There is a new tax on the horizon for all types of companies, including inactive ones, that could prove to be very expensive for expats living in Costa Rica. This tax is just another way to squeeze everyone, including expats. It will surely prove to be a deterrent to investing in the country.
What is the tax department going to do with all the inactive companies if the new tax on them is passed? An inactive company exists for the sole purpose of holding an asset, but is not engaged in commercial activity. The tax is going to be somewhere between $200 and $300 per company. The exact amount is being debated now in the legislature. It is rumored the tax will probably be $200, but no definite amount is set as yet.
The tax department, Dirección General de Tributación, apparently cannot make up it mind as what to do with inactive companies.

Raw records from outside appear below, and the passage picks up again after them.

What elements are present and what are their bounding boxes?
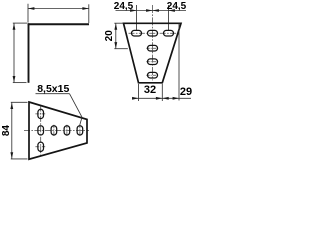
slot hole C-mid (top row) — [148, 30, 158, 36]
slot hole B1 (top of column) 8.5x15 vertical — [38, 109, 44, 118]
wire: extension line B x=162.3 (32-dim right) — [161, 84, 163, 101]
svg-text:24,5: 24,5 — [167, 1, 187, 12]
wire: extension line of left top hole x=136.5 — [136, 5, 138, 31]
centerline tick: hole row 2 vertical — [53, 125, 55, 136]
centerline tick: column hole C2 horizontal — [146, 47, 158, 49]
slot hole C4 (column) — [148, 72, 158, 78]
centerline tick: hole row 3 vertical — [66, 125, 68, 136]
wire: 20 dimension line x=115.2 — [115, 23, 117, 48]
svg-text:84: 84 — [1, 125, 12, 137]
slot hole C-left (top row) horizontal — [132, 30, 142, 36]
svg-text:20: 20 — [104, 30, 115, 42]
plate outline (trapezoid, wide left) — [29, 102, 87, 159]
svg-text:24,5: 24,5 — [114, 1, 134, 12]
slot hole B2 (row 1 / column middle) — [38, 126, 44, 135]
wire: extension line top of 20-dim — [114, 22, 123, 24]
centerline / extension: vertical x=152.5 from dim line to bottom — [152, 5, 154, 80]
wire: extension line C x=178.5 (29-dim right) — [178, 24, 180, 101]
centerline tick: column hole C4 horizontal — [146, 74, 158, 76]
L-profile vertical leg (thick) — [28, 23, 30, 83]
wire: underline of 8,5x15 label — [36, 93, 70, 95]
wire: bottom dimension line y=98.3 — [132, 97, 191, 99]
svg-text:32: 32 — [144, 84, 156, 96]
slot hole C3 (column) — [148, 59, 158, 65]
centerline tick: hole row 4 vertical — [79, 125, 81, 136]
slot hole C-right (top row) — [164, 30, 174, 36]
wire: extension line right of horizontal-dim (vertical, x=88.8) — [88, 4, 90, 23]
wire: 84 dimension line x=11.8 — [11, 103, 13, 159]
centerline: horizontal mid row y=131.2 — [24, 129, 89, 131]
slot hole B3 (bottom of column) — [38, 142, 44, 151]
wire: extension line bottom of vertical-dim (horizontal, y=82.6) — [13, 82, 27, 84]
wire: extension line bottom of 84-dim — [11, 158, 28, 160]
wire: leader from label to slot B6 — [70, 94, 83, 126]
slot hole B4 (row 2) — [51, 126, 57, 135]
wire: extension line left of horizontal-dim (vertical, x=28) — [27, 4, 29, 23]
slot hole B5 (row 3) — [64, 126, 70, 135]
wire: top dimension line y=10.5 — [116, 10, 187, 12]
wire: top dimension line y=8.5 — [28, 8, 89, 10]
wire: extension line top of vertical-dim (horizontal, y=23.1) — [13, 22, 27, 24]
wire: extension line top of 84-dim — [11, 101, 28, 103]
centerline tick: bottom column hole horizontal — [35, 146, 46, 148]
centerline tick: top column hole horizontal — [35, 113, 46, 115]
wire: extension line bottom of 20-dim — [114, 48, 128, 50]
wire: extension line of right top hole x=168.5 — [168, 5, 170, 31]
wire: left dimension line x=14 — [13, 23, 15, 82]
svg-text:29: 29 — [180, 86, 192, 98]
L-profile horizontal leg (thick) — [28, 23, 90, 25]
slot hole C2 (column) — [148, 45, 158, 51]
centerline: horizontal through top hole row y=33.7 — [129, 32, 177, 34]
trapezoid outline — [124, 23, 182, 83]
centerline tick: column hole C3 horizontal — [146, 61, 158, 63]
svg-text:8,5x15: 8,5x15 — [37, 83, 69, 95]
slot hole B6 (row 4, leader target) — [77, 126, 83, 135]
wire: extension line A x=138.5 (32-dim left) — [138, 84, 140, 101]
centerline: vertical left column x=41 — [40, 106, 42, 156]
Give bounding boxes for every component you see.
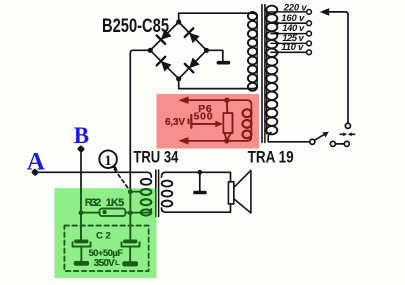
circuit black layer [31, 5, 355, 272]
green highlight region [55, 188, 157, 278]
red highlight region [157, 94, 260, 149]
circuit red-tinted layer [31, 5, 355, 272]
svg-text:110 v: 110 v [281, 42, 304, 53]
circuit green-tinted layer [31, 5, 355, 272]
svg-text:B250-C85: B250-C85 [102, 15, 169, 37]
svg-text:TRU 34: TRU 34 [133, 149, 179, 167]
svg-text:TRA 19: TRA 19 [248, 149, 294, 167]
svg-text:B: B [74, 123, 89, 148]
svg-text:220 v: 220 v [283, 2, 308, 13]
svg-text:A: A [27, 148, 45, 175]
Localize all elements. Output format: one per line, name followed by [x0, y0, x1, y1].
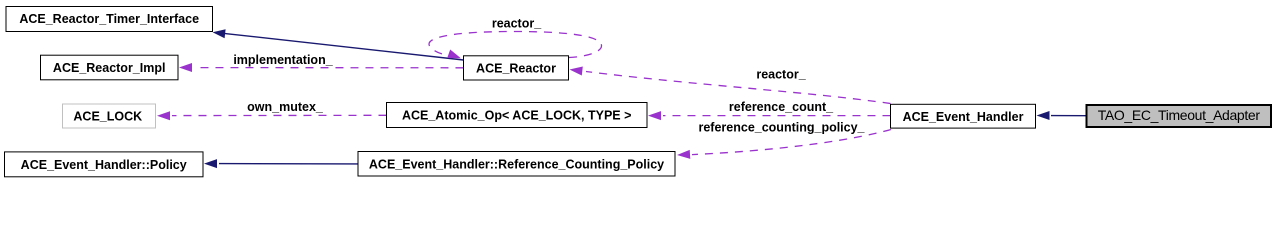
svg-text:TAO_EC_Timeout_Adapter: TAO_EC_Timeout_Adapter: [1098, 107, 1261, 123]
svg-text:reference_count_: reference_count_: [729, 100, 834, 114]
svg-text:reference_counting_policy_: reference_counting_policy_: [698, 121, 865, 135]
svg-text:ACE_Reactor: ACE_Reactor: [476, 61, 556, 75]
svg-text:ACE_Atomic_Op< ACE_LOCK, TYPE: ACE_Atomic_Op< ACE_LOCK, TYPE >: [402, 109, 631, 123]
svg-text:ACE_LOCK: ACE_LOCK: [73, 109, 142, 123]
svg-text:implementation_: implementation_: [233, 53, 333, 67]
svg-text:ACE_Event_Handler: ACE_Event_Handler: [903, 110, 1024, 124]
svg-text:reactor_: reactor_: [756, 67, 806, 81]
svg-text:ACE_Reactor_Impl: ACE_Reactor_Impl: [53, 61, 166, 75]
svg-text:own_mutex_: own_mutex_: [247, 100, 324, 114]
svg-text:reactor_: reactor_: [492, 16, 542, 30]
svg-text:ACE_Event_Handler::Reference_C: ACE_Event_Handler::Reference_Counting_Po…: [369, 157, 664, 171]
svg-text:ACE_Reactor_Timer_Interface: ACE_Reactor_Timer_Interface: [19, 12, 199, 26]
svg-text:ACE_Event_Handler::Policy: ACE_Event_Handler::Policy: [21, 158, 187, 172]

There was a time that these inactive companies received legal books just like active ones. That practice was canceled in 2010 with directive DGT-12-2010. The directive stated that inactive companies should not receive legal books. People complained and legal books were reinstated for these types of companies in June of this year.

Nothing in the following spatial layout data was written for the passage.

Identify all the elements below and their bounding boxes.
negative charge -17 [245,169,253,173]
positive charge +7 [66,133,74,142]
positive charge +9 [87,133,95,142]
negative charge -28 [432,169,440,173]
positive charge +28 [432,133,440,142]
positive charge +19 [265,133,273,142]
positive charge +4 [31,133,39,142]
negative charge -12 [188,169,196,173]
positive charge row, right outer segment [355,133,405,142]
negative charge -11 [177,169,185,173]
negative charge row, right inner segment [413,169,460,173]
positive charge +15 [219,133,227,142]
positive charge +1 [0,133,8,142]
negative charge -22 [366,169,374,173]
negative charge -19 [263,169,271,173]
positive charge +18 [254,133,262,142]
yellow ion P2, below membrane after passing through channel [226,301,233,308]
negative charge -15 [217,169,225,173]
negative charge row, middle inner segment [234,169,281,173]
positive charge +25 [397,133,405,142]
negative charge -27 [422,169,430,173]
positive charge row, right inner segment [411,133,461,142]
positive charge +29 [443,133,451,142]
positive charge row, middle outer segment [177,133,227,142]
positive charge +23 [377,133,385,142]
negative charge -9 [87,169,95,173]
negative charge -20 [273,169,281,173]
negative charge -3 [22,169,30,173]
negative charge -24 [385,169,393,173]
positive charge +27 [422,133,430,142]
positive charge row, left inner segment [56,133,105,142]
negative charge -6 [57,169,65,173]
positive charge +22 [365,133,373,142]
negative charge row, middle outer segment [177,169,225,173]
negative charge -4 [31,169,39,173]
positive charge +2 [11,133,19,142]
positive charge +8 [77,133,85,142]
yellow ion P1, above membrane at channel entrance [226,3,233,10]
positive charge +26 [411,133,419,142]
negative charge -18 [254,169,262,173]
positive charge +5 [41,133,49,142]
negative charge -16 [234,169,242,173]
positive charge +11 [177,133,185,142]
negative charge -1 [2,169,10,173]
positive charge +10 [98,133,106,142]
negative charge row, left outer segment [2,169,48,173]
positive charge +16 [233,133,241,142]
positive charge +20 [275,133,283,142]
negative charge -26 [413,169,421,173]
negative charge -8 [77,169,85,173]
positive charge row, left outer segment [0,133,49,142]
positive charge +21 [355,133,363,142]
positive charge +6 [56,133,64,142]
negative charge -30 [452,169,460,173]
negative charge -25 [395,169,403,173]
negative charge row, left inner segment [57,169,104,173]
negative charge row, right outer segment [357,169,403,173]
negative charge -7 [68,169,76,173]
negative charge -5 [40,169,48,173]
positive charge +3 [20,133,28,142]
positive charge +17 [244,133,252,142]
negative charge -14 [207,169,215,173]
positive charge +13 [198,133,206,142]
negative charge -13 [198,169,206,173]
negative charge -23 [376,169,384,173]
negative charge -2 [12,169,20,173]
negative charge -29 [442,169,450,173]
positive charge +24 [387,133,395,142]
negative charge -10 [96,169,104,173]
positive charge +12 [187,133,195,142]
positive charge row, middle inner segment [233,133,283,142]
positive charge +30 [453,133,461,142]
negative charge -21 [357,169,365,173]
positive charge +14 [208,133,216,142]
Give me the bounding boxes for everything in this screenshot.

There are two components to legal books for a company, minute books referred to as actas,and accounting books. An active sociedad anónima gets three minute books and three accounting books. A sociedad de responsabilidad limitada gets the same number of accounting books but only two for minutes. The difference is that the board of directors book is not required in an S.R.L. and it is omitted.
Expats need to take a hard look at their companies to see if any of them can be closed before the tax on them becomes law. The problem is that it is not all that easy to get rid of them. One cannot just go throw the books in the trash can. Legal professionals questioned about the situation believe that the tax department is going to go after those people that do not pay the tax, and, of course, there will be additional fines and penalties for not paying.

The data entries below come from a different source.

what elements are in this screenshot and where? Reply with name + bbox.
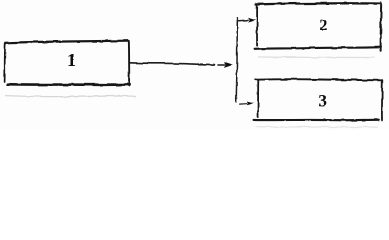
block 2 — [255, 2, 382, 51]
wire branch bottom — [240, 103, 247, 105]
svg-text:3: 3 — [318, 91, 327, 111]
block 3 — [254, 79, 383, 120]
arrowhead bottom — [247, 101, 253, 105]
node splitter vertical — [235, 18, 237, 102]
svg-text:2: 2 — [319, 17, 327, 34]
wire branch top — [239, 19, 248, 21]
shadow under block 1 — [5, 96, 136, 97]
arrowhead main — [219, 62, 233, 68]
shadow under block 3 — [256, 126, 378, 129]
block 1 — [5, 41, 130, 86]
svg-text:1: 1 — [67, 50, 76, 70]
arrowhead top — [248, 18, 256, 23]
wire main — [130, 63, 215, 65]
shadow under block 2 — [258, 56, 375, 59]
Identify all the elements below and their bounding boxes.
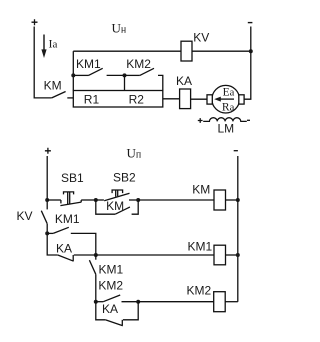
svg-text:KM2: KM2 xyxy=(126,57,151,71)
junction node right rail row1 xyxy=(236,198,240,202)
node + (upper supply positive terminal) xyxy=(32,19,38,25)
svg-text:KA: KA xyxy=(176,74,192,88)
button SB2 (start pushbutton, NO) xyxy=(104,190,129,201)
junction node right rail KV tap xyxy=(249,49,253,53)
junction node D xyxy=(94,300,98,304)
wire KM1 coil to right rail xyxy=(226,254,238,256)
polarity + of field winding xyxy=(198,118,203,123)
wire resistor box to KA coil xyxy=(163,98,180,100)
wire KV coil to right rail xyxy=(192,50,251,52)
svg-text:KM2: KM2 xyxy=(187,283,212,297)
wire bypass row segment 1 xyxy=(73,74,88,76)
node - (upper supply negative terminal) xyxy=(248,22,253,24)
svg-text:KM2: KM2 xyxy=(98,278,123,292)
svg-text:KM1: KM1 xyxy=(55,212,80,226)
wire node C to KM1 coil xyxy=(96,254,214,256)
svg-text:KM: KM xyxy=(192,183,210,197)
wire KM2 coil to right rail xyxy=(225,301,238,303)
wire SB1 to node A xyxy=(81,199,96,201)
junction node right rail row2 xyxy=(236,253,240,257)
polarity - of field winding xyxy=(247,119,250,121)
emf arrow inside motor xyxy=(214,97,234,102)
wire left rail from + down to KM contact corner xyxy=(34,27,52,98)
wire KV feed from left node xyxy=(73,50,181,52)
svg-text:KA: KA xyxy=(56,242,72,256)
button SB1 (stop pushbutton, NC) xyxy=(60,192,81,206)
svg-text:KV: KV xyxy=(17,209,33,223)
svg-text:SB2: SB2 xyxy=(113,171,136,185)
wire node C down to KM1 vertical contact xyxy=(95,255,97,260)
contact KA (current relay NC contact) xyxy=(58,255,74,261)
wire latch branch right-up xyxy=(132,200,139,214)
svg-text:Uп: Uп xyxy=(127,146,142,161)
contact KM (self-latch NO contact) xyxy=(115,207,130,214)
wire left node vertical (KV feed tap down to resistor box) xyxy=(72,51,74,90)
wire node D to KM2 contact xyxy=(96,301,103,303)
wire control left rail below KV contact xyxy=(47,224,58,255)
wire latch branch down-left xyxy=(96,200,115,214)
svg-text:KM: KM xyxy=(106,199,124,213)
contact KV (voltage relay NO contact, vertical) xyxy=(41,211,47,224)
wire SB2 to node B xyxy=(129,199,138,201)
wire node B to KM coil xyxy=(138,199,214,201)
contact KM1 (bypass contact over R1) xyxy=(89,68,103,75)
junction node A (SB2/KM parallel left) xyxy=(94,198,98,202)
wire KM1 branch to node C xyxy=(71,233,96,255)
contactor coil KM1 xyxy=(214,245,226,265)
motor M armature (circle with brushes) xyxy=(207,85,244,113)
contact KM1 (auxiliary NO contact, row 2 feed) xyxy=(53,227,69,233)
contact KA (current relay NC contact, bypass) xyxy=(105,320,123,326)
wire node E to KM2 coil xyxy=(138,301,214,303)
svg-text:LM: LM xyxy=(218,121,235,135)
contact KM1 (vertical NO contact in KM2 chain) xyxy=(89,260,95,274)
wire KM1 branch row xyxy=(47,232,53,234)
svg-text:KM1: KM1 xyxy=(188,239,213,253)
contactor coil KM xyxy=(214,190,226,210)
resistor box R1 R2 (starting resistors) xyxy=(73,91,163,108)
svg-text:R1: R1 xyxy=(84,93,100,107)
wire bypass row segment 2 xyxy=(107,74,125,76)
junction node left of bypass row xyxy=(71,73,75,77)
wire mid node to KM2 contact xyxy=(125,74,140,76)
wire bypass row right end down to resistor box xyxy=(158,75,163,90)
relay coil KA (current relay) xyxy=(180,89,191,109)
junction node middle of bypass row xyxy=(123,73,127,77)
wire right rail from - down to motor xyxy=(244,27,251,100)
junction node E xyxy=(136,300,140,304)
svg-text:R2: R2 xyxy=(129,93,145,107)
svg-text:KM: KM xyxy=(44,78,62,92)
svg-text:Uн: Uн xyxy=(112,20,127,35)
wire control left rail (+ down through KV contact zone) xyxy=(46,156,48,209)
svg-text:KA: KA xyxy=(102,302,118,316)
wire KM2 contact to node E xyxy=(122,301,139,303)
wire KA coil to motor brush xyxy=(191,98,207,100)
wire KM coil to right rail xyxy=(226,199,238,201)
wire node A to SB2 xyxy=(96,199,104,201)
junction node C xyxy=(94,253,98,257)
contactor coil KM2 xyxy=(214,292,226,312)
current arrow Ia xyxy=(41,35,46,59)
svg-text:Ia: Ia xyxy=(49,36,58,50)
wire KM1 vertical contact down to node D xyxy=(95,274,97,301)
wire KA bypass branch right-up xyxy=(123,302,138,320)
svg-text:KM1: KM1 xyxy=(99,263,124,277)
svg-text:KV: KV xyxy=(193,30,209,44)
contact KM2 (auxiliary NO contact) xyxy=(103,295,120,302)
contact KM2 (bypass contact over R2) xyxy=(140,68,154,75)
node - (control supply negative terminal) xyxy=(234,150,238,152)
svg-text:KM1: KM1 xyxy=(76,57,101,71)
svg-text:Ea: Ea xyxy=(223,87,235,99)
wire divider drop from mid node into resistor box xyxy=(124,75,126,107)
field winding LM (inductor) xyxy=(203,118,247,122)
junction node left rail KM1 branch xyxy=(45,231,49,235)
svg-text:SB1: SB1 xyxy=(61,171,84,185)
svg-text:Ra: Ra xyxy=(222,101,235,113)
wire KA contact to node C xyxy=(74,254,96,256)
junction node left rail row1 xyxy=(45,198,49,202)
relay coil KV (voltage relay) xyxy=(181,41,192,61)
wire control right rail xyxy=(237,156,239,302)
node + (control supply positive terminal) xyxy=(45,148,51,154)
wire KA bypass branch left-down xyxy=(96,302,106,320)
wire row1 rail to SB1 xyxy=(47,199,61,201)
contact KM (main line contactor contact) xyxy=(52,92,74,98)
junction node B (SB2/KM parallel right) xyxy=(136,198,140,202)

The proper way to close an inactive company is to go before a notary and change the constitution. Most companies are constituted for 99 years. The notary would change the constitution of the company to only a few months into the future. Once past, the company would be in theory dead. The books then should go to the tax department for cancelation.
Sounds easy, but this process is expensive. Here is an estimation of the costs:
A notary will charge around 20,000 colons ($40) for writing the change into the minute book and 60,000 colons ($120) to notarizing the act. To change the constitution of a company requires publication in “La Gaceta,” the official newspaper, which costs between 7,000 and 8,000 colons (up to $16). To file the paperwork costs about 65,000 colons ($130).
Add it all up and the result is 153,000 colons or three hundred and six dollars. A lot of money just to kill and inactive company.
The only alternative is to do nothing and wait to see if tax department tries to collect the money. Which they probably will in time. Now during that time, the tax, interest and penalties will all add up to more than it would have cost to close the company.
Why is the legislature trying to pass this tax? The answer is simple. Many people avoid transfer taxes on real property and other assets like vehicles by just transferring an inactive company that holds the asset.
This is perfectly legal, transferring a company to another owner, but the tax department does not get its share, the transfer taxes. It is envisioned that imposing a yearly tax on inactive companies should curtail some of this activity.
This new tax really puts expats in a dilemma. It is not a very good idea for expats to hold property in their personal name.
There are many reason for stating this but the most important is due to probate. Probate is expensive and time consuming. Judicial probates can last for many years.
It is wise to hold property separate from vehicles and employees which means many expats have at least three companies. This new tax is going to make doing so too expensive for many expats.
An amnesty would be nice, to give people a chance to get rid of old and out-of-date companies. Many expats created companies years ago. Some have forgotten about them, others have no idea where the paperwork is for those entities.
Even though an amnesty seems like the thing to do, it does not look like there will be one. The tax appears imminent for this tax year. It all comes down to money.
The Costa Rican government is trying to close the loophole and collect more transfer taxes. It would be interesting to know if the legislature has considered lost new investments into the country due to imposing a yearly tax on inactive companies.
The final kicker is that this proposed new tax would not be a deductible item on the company’s incomes taxes, according to the draft of the proposed law.